Even allowing for the notion that these are exclusively “fast food” picks (the alternate, Google-able headline on the story is “The Best Fast Food Near Dallas”), it’s still missing one obvious and extremely Texan choice, Whataburger, as well as other fast North Texas options that readers of The Atlantic who find themselves “in North-Central Texas” may enjoy trying. You can eat Taco Bell anywhere, but you’re not going to find many honey butter chicken biscuits outside of Texas.

This bad list is not indicative of the death of journalism. I think we can cool it on that. It’s a breezy little online piece of the sort that keeps the content wheel turning while you work on other things that require more time and serious investment. The day after the dismissible “What to Eat in the Texas Suburbs,” the author had her byline on this great long story on the life-expectancy gap between African-Americans and white people in Baltimore. So we’re not going to pile on the author, a McKinney native, for maybe resenting her unglamorous hometown, or for allowing people to think that there’s nothing to eat in the Texas suburbs but Chick-Fil-A. But North Texans are prickly about being misunderstood, particularly when it comes to food, and this does seem like a chance to note some actual good places to eat in the suburbs. (And to promote some of our food guides from the last couple years.)

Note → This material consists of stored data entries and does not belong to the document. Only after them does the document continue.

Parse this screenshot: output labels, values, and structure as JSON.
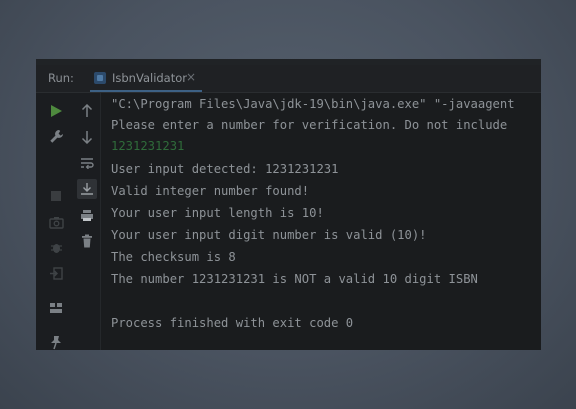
{
  "run_panel": {
    "label": "Run:",
    "tab": {
      "title": "IsbnValidator",
      "close": "×",
      "icon": "java-class-icon"
    }
  },
  "toolbar_left": [
    {
      "name": "run-icon",
      "color": "#4e8a3e"
    },
    {
      "name": "wrench-icon"
    },
    {
      "name": "stop-icon"
    },
    {
      "name": "camera-icon"
    },
    {
      "name": "bug-icon"
    },
    {
      "name": "exit-icon"
    },
    {
      "name": "layout-icon"
    },
    {
      "name": "pin-icon"
    }
  ],
  "toolbar_right": [
    {
      "name": "scroll-up-icon"
    },
    {
      "name": "scroll-down-icon"
    },
    {
      "name": "soft-wrap-icon"
    },
    {
      "name": "scroll-to-end-icon"
    },
    {
      "name": "print-icon"
    },
    {
      "name": "trash-icon"
    }
  ],
  "console": {
    "lines": [
      "\"C:\\Program Files\\Java\\jdk-19\\bin\\java.exe\" \"-javaagent",
      "Please enter a number for verification. Do not include",
      "1231231231",
      "User input detected: 1231231231",
      "Valid integer number found!",
      "Your user input length is 10!",
      "Your user input digit number is valid (10)!",
      "The checksum is 8",
      "The number 1231231231 is NOT a valid 10 digit ISBN",
      "",
      "Process finished with exit code 0"
    ],
    "input_color": "#2f6b3a"
  }
}
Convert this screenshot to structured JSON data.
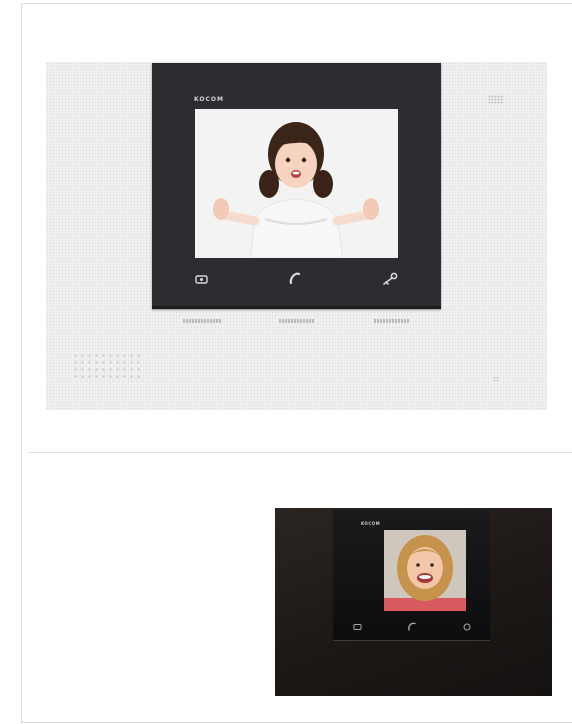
{
  "top_monitor": {
    "brand": "KOCOM",
    "buttons": [
      {
        "name": "monitor",
        "icon": "monitor-icon"
      },
      {
        "name": "talk",
        "icon": "handset-icon"
      },
      {
        "name": "door-open",
        "icon": "key-icon"
      }
    ]
  },
  "bottom_monitor": {
    "brand": "KOCOM",
    "buttons": [
      {
        "name": "monitor",
        "icon": "monitor-icon"
      },
      {
        "name": "talk",
        "icon": "handset-icon"
      },
      {
        "name": "door-open",
        "icon": "key-icon"
      }
    ]
  },
  "colors": {
    "white_panel": "#efefef",
    "bezel": "#2b2d30",
    "dark_panel": "#1d1816"
  }
}
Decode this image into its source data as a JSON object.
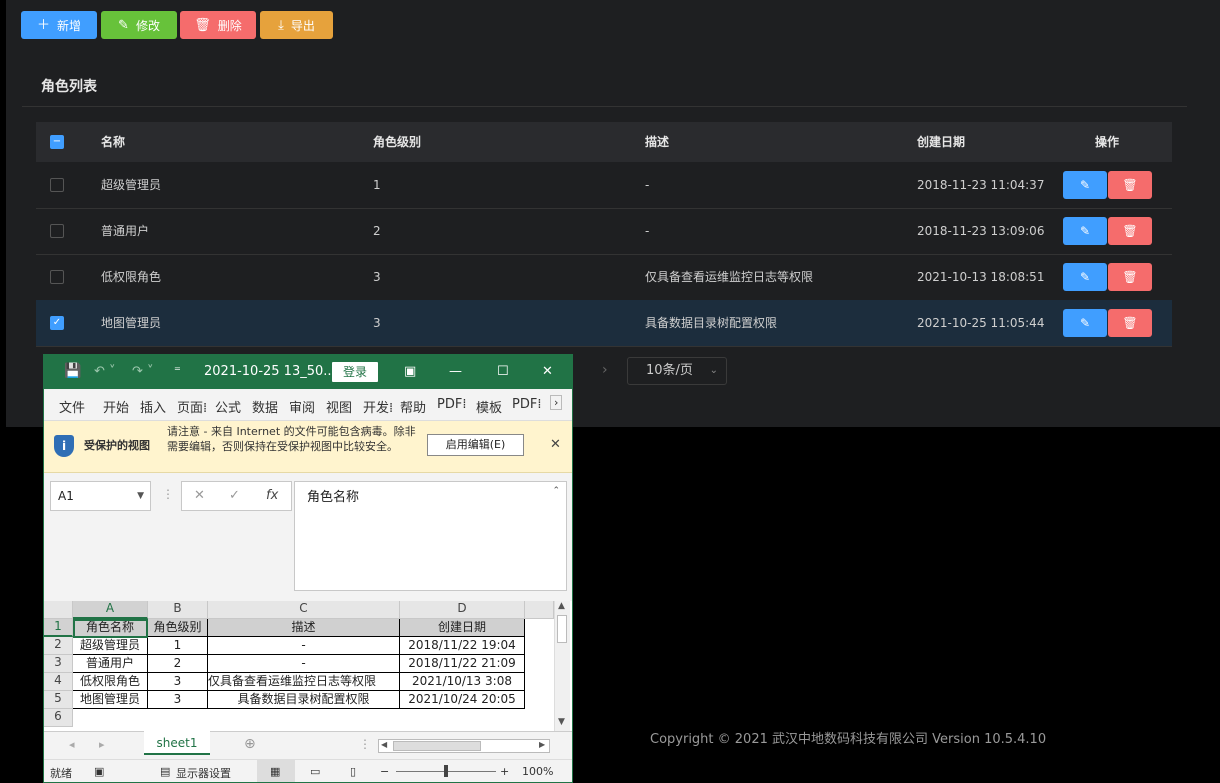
{
  "toolbar": {
    "add": {
      "label": "新增",
      "icon": "plus-icon",
      "color": "#409eff"
    },
    "edit": {
      "label": "修改",
      "icon": "pencil-icon",
      "color": "#67c23a"
    },
    "delete": {
      "label": "删除",
      "icon": "trash-icon",
      "color": "#f56c6c"
    },
    "export": {
      "label": "导出",
      "icon": "download-icon",
      "color": "#e6a23c"
    }
  },
  "card": {
    "title": "角色列表"
  },
  "table": {
    "headers": {
      "name": "名称",
      "level": "角色级别",
      "desc": "描述",
      "created": "创建日期",
      "ops": "操作"
    },
    "rows": [
      {
        "name": "超级管理员",
        "level": "1",
        "desc": "-",
        "created": "2018-11-23 11:04:37",
        "checked": false
      },
      {
        "name": "普通用户",
        "level": "2",
        "desc": "-",
        "created": "2018-11-23 13:09:06",
        "checked": false
      },
      {
        "name": "低权限角色",
        "level": "3",
        "desc": "仅具备查看运维监控日志等权限",
        "created": "2021-10-13 18:08:51",
        "checked": false
      },
      {
        "name": "地图管理员",
        "level": "3",
        "desc": "具备数据目录树配置权限",
        "created": "2021-10-25 11:05:44",
        "checked": true
      }
    ]
  },
  "pagination": {
    "page_size": "10条/页"
  },
  "footer": {
    "copyright": "Copyright © 2021 武汉中地数码科技有限公司 Version 10.5.4.10"
  },
  "excel": {
    "title": "2021-10-25 13_50...",
    "login": "登录",
    "menu": [
      "文件",
      "开始",
      "插入",
      "页面⁞",
      "公式",
      "数据",
      "审阅",
      "视图",
      "开发⁞",
      "帮助",
      "PDF⁞",
      "模板",
      "PDF⁞"
    ],
    "warning": {
      "title": "受保护的视图",
      "text": "请注意 - 来自 Internet 的文件可能包含病毒。除非需要编辑，否则保持在受保护视图中比较安全。",
      "button": "启用编辑(E)"
    },
    "namebox": "A1",
    "formula": "角色名称",
    "columns": [
      "A",
      "B",
      "C",
      "D"
    ],
    "row_numbers": [
      "1",
      "2",
      "3",
      "4",
      "5",
      "6"
    ],
    "cells": [
      [
        "角色名称",
        "角色级别",
        "描述",
        "创建日期"
      ],
      [
        "超级管理员",
        "1",
        "-",
        "2018/11/22 19:04"
      ],
      [
        "普通用户",
        "2",
        "-",
        "2018/11/22 21:09"
      ],
      [
        "低权限角色",
        "3",
        "仅具备查看运维监控日志等权限",
        "2021/10/13 3:08"
      ],
      [
        "地图管理员",
        "3",
        "具备数据目录树配置权限",
        "2021/10/24 20:05"
      ]
    ],
    "sheet": "sheet1",
    "status": {
      "ready": "就绪",
      "display": "显示器设置",
      "zoom": "100%"
    }
  }
}
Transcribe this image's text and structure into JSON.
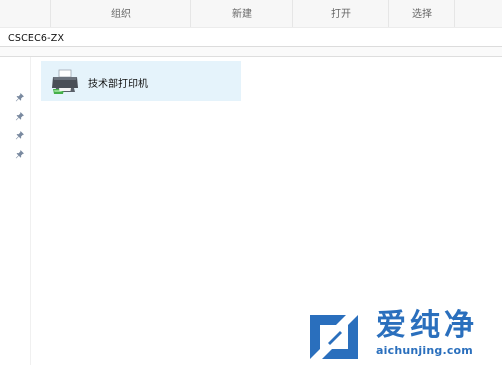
{
  "ribbon": {
    "groups": [
      "",
      "组织",
      "新建",
      "打开",
      "选择",
      ""
    ]
  },
  "address": {
    "path": "CSCEC6-ZX"
  },
  "nav": {
    "pin_icon": "pin-icon",
    "pins": 4
  },
  "content": {
    "items": [
      {
        "label": "技术部打印机",
        "icon": "printer-icon",
        "selected": true
      }
    ]
  },
  "watermark": {
    "brand": "爱纯净",
    "url": "aichunjing.com",
    "color": "#2a6fbd"
  },
  "colors": {
    "selection": "#e5f3fb",
    "ribbon_bg": "#f7f7f7",
    "accent": "#2a6fbd"
  }
}
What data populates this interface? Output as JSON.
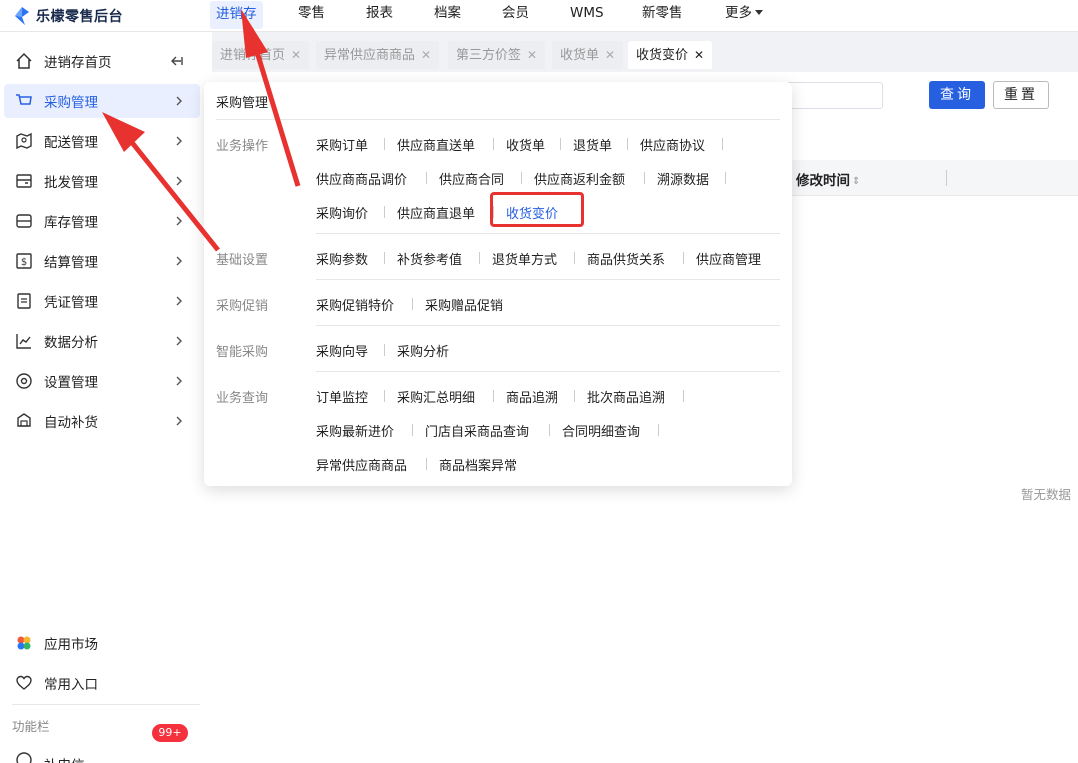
{
  "brand": {
    "name": "乐檬零售后台"
  },
  "topnav": {
    "items": [
      "进销存",
      "零售",
      "报表",
      "档案",
      "会员",
      "WMS",
      "新零售",
      "更多"
    ]
  },
  "sidebar": {
    "items": [
      {
        "label": "进销存首页",
        "icon": "home-icon"
      },
      {
        "label": "采购管理",
        "icon": "cart-icon"
      },
      {
        "label": "配送管理",
        "icon": "map-icon"
      },
      {
        "label": "批发管理",
        "icon": "wallet-icon"
      },
      {
        "label": "库存管理",
        "icon": "box-icon"
      },
      {
        "label": "结算管理",
        "icon": "dollar-icon"
      },
      {
        "label": "凭证管理",
        "icon": "document-icon"
      },
      {
        "label": "数据分析",
        "icon": "chart-icon"
      },
      {
        "label": "设置管理",
        "icon": "settings-icon"
      },
      {
        "label": "自动补货",
        "icon": "truck-icon"
      }
    ],
    "bottom": [
      {
        "label": "应用市场",
        "icon": "app-market-icon"
      },
      {
        "label": "常用入口",
        "icon": "heart-icon"
      }
    ],
    "section_title": "功能栏",
    "partial_item": "补申信",
    "badge": "99+"
  },
  "tabs": [
    "进销存首页",
    "异常供应商商品",
    "第三方价签",
    "收货单",
    "收货变价"
  ],
  "toolbar": {
    "query": "查询",
    "reset": "重置"
  },
  "table": {
    "column_modified": "修改时间",
    "empty": "暂无数据"
  },
  "dropdown": {
    "title": "采购管理",
    "groups": {
      "ops": {
        "label": "业务操作",
        "row1": [
          "采购订单",
          "供应商直送单",
          "收货单",
          "退货单",
          "供应商协议"
        ],
        "row2": [
          "供应商商品调价",
          "供应商合同",
          "供应商返利金额",
          "溯源数据"
        ],
        "row3": [
          "采购询价",
          "供应商直退单",
          "收货变价"
        ]
      },
      "base": {
        "label": "基础设置",
        "items": [
          "采购参数",
          "补货参考值",
          "退货单方式",
          "商品供货关系",
          "供应商管理"
        ]
      },
      "promo": {
        "label": "采购促销",
        "items": [
          "采购促销特价",
          "采购赠品促销"
        ]
      },
      "smart": {
        "label": "智能采购",
        "items": [
          "采购向导",
          "采购分析"
        ]
      },
      "query": {
        "label": "业务查询",
        "row1": [
          "订单监控",
          "采购汇总明细",
          "商品追溯",
          "批次商品追溯"
        ],
        "row2": [
          "采购最新进价",
          "门店自采商品查询",
          "合同明细查询"
        ],
        "row3": [
          "异常供应商商品",
          "商品档案异常"
        ]
      }
    }
  },
  "colors": {
    "accent": "#2660e0",
    "highlight": "#e8322f",
    "badge": "#f5313d"
  }
}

The Dallas suburbs are, for one thing, absolutely full of international cuisine. Indian, Korean, Japanese. In Richardson, Afrah serves maybe the best Lebanese and Mediterranean food in town. SpicyZest, a Sri Lankan restaurant in Farmers Branch I visited on recommendation of the Dallas Observer a month or two ago, is transcendent.

If you’re road-tripping and want to try the best kolaches in Texas, well, here’s where to find them. And if we’re limiting ourselves to fast food, why not guide readers to Texas-based fast food chains that aren’t Dickey’s? There’s the aforementioned Whataburger, but what about Torchy’s, or Shipley Do-Nuts?

But for a genuine guide to the best restaurants in Dallas’ suburbs, I’ll defer to the professionals here, who put together this guide to “The Best Neighborhood Restaurants” in April 2017.

Here’s just the section on McKinney:

If you’re not lucky enough to live here, make it a day trip. This city to the north knows food, from the Saturday Farmers Market at Chestnut Square to Steak 101 classes at the Local Yocal butcher shop. Stop at San Miguel Grill for Tex-Mex, Jim’s Pizza for a slice of pie, or Sicily’s Pizza Pasta Restaurant for Italian comfort food. The Pantry Restaurant is where little old ladies go for lunch, while Bakers Drive In is where high schoolers go for hamburgers and sweet tea. At Harvest, you’ll find farm-to-table at its best. At Spoons Cafe, you’ll find the strawberry cake of naughty dreams. Bill Smith’s Café has been around since 1956, cooking up chicken fried steak and home-style classics for three generations.